Uganda: Government to lose Shs260 Billion due to Climate Change – UN

27 October 2016 | Mitigation

The Food and Agriculture Organisation (FAO) has warned that Uganda could lose Shs260 billion to rising temperatures by 2050 due to climate changes.

While at the World Food Day celebrations at Ngetta Zonal Agricultural Research and Development Institute in Lira District last Sunday, the UN agency noted that more than 90 per cent of all natural disasters facing humanity today are climate change related, further warning that climate change and its effects will continue to impact "negatively" on the environment, natural resources and development initiatives.

Poor affected

This according to the agency will impact on the poorest and hungriest who will continue to suffer the most explaining that majority of poverty-stricken families live in rural areas, earn their livelihood and feed their families from agriculture sector that bears the brunt of climate change.

According to FAO, there has been a 0.2 degree Celsius increase in temperatures every decade in Uganda since 1960 and may increase by up to 5.3 degree Celsius by 2080.

The increase in temperatures increases transpiration and water loss from soils, thereby destroying seedlings and crops.

"There are projections of rainfall decrease by 133mm to 188mm by 2080 and also a shift of seasons. The cumulative losses and damages could cost Uganda Shs260 billion between 2010 and 2050," Mr Alhaji M Jallow, FAO's country representative said.

Under these circumstances, the UN agency urged the government of Uganda to address food and agriculture in climate action plans and invest more in rural development.

Through strengthening the resilience of smallholder farmers, the organisation, said food security for planet's increasingly hungry population and reduce emission could be guaranteed.

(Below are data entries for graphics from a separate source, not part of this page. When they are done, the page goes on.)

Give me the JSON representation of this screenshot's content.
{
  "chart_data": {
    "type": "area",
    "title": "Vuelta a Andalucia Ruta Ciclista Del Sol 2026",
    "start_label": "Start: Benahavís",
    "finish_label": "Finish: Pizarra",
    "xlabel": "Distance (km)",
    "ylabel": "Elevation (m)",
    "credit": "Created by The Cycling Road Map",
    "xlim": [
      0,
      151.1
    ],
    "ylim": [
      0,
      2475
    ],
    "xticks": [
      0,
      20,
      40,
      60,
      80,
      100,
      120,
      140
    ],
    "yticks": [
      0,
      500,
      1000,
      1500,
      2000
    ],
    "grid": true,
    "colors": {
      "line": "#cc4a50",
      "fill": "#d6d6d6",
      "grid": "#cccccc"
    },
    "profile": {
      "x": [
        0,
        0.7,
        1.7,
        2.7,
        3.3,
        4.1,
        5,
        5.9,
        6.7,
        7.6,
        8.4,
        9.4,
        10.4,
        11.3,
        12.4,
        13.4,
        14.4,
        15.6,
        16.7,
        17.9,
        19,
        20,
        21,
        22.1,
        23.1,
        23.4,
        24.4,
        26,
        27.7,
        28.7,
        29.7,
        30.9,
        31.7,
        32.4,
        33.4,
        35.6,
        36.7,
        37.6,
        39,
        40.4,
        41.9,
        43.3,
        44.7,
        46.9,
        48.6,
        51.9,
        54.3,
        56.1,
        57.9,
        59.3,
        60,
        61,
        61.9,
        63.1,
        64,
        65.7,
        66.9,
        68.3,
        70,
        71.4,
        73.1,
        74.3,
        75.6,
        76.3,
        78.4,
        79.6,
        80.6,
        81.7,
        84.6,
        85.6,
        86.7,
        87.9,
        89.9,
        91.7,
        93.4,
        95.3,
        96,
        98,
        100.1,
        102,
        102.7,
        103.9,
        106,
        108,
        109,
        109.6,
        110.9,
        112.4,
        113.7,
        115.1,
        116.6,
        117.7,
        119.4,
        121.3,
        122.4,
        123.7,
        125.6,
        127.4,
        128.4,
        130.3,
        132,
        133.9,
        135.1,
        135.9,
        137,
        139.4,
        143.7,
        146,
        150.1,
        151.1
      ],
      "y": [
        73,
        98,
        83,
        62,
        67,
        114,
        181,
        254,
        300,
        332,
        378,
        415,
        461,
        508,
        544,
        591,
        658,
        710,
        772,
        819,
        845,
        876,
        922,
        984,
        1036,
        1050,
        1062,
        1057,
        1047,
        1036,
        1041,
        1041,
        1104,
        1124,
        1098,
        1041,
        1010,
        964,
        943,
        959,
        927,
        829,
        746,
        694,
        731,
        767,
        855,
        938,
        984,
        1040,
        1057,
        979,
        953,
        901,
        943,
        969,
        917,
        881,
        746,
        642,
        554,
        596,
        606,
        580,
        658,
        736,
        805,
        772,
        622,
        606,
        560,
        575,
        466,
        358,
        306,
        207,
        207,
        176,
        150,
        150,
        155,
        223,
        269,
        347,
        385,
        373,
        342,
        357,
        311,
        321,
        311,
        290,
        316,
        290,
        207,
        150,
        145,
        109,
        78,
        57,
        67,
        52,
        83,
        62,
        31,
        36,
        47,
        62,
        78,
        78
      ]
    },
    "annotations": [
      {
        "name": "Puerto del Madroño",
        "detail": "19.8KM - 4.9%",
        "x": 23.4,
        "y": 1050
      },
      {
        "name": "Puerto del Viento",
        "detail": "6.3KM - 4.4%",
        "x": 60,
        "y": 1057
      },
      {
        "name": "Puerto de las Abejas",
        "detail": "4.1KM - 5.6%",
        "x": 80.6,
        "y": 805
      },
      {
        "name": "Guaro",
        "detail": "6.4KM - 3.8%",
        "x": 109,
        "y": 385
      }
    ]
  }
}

Briefing Prime Minister Ruhakana Rugunda during the celebrations Mr Jallow said FAO envisages a world in which food and agricultural systems and dependent livelihoods become resilient to impacts of climate change, through appropriate measures and positive options.

Dr Ambrose Agona, director general of the National Agricultural Research Organisation (NARO), said: "The drought we experienced this year caused many farmers to lose up to 100 per cent of some their other crops."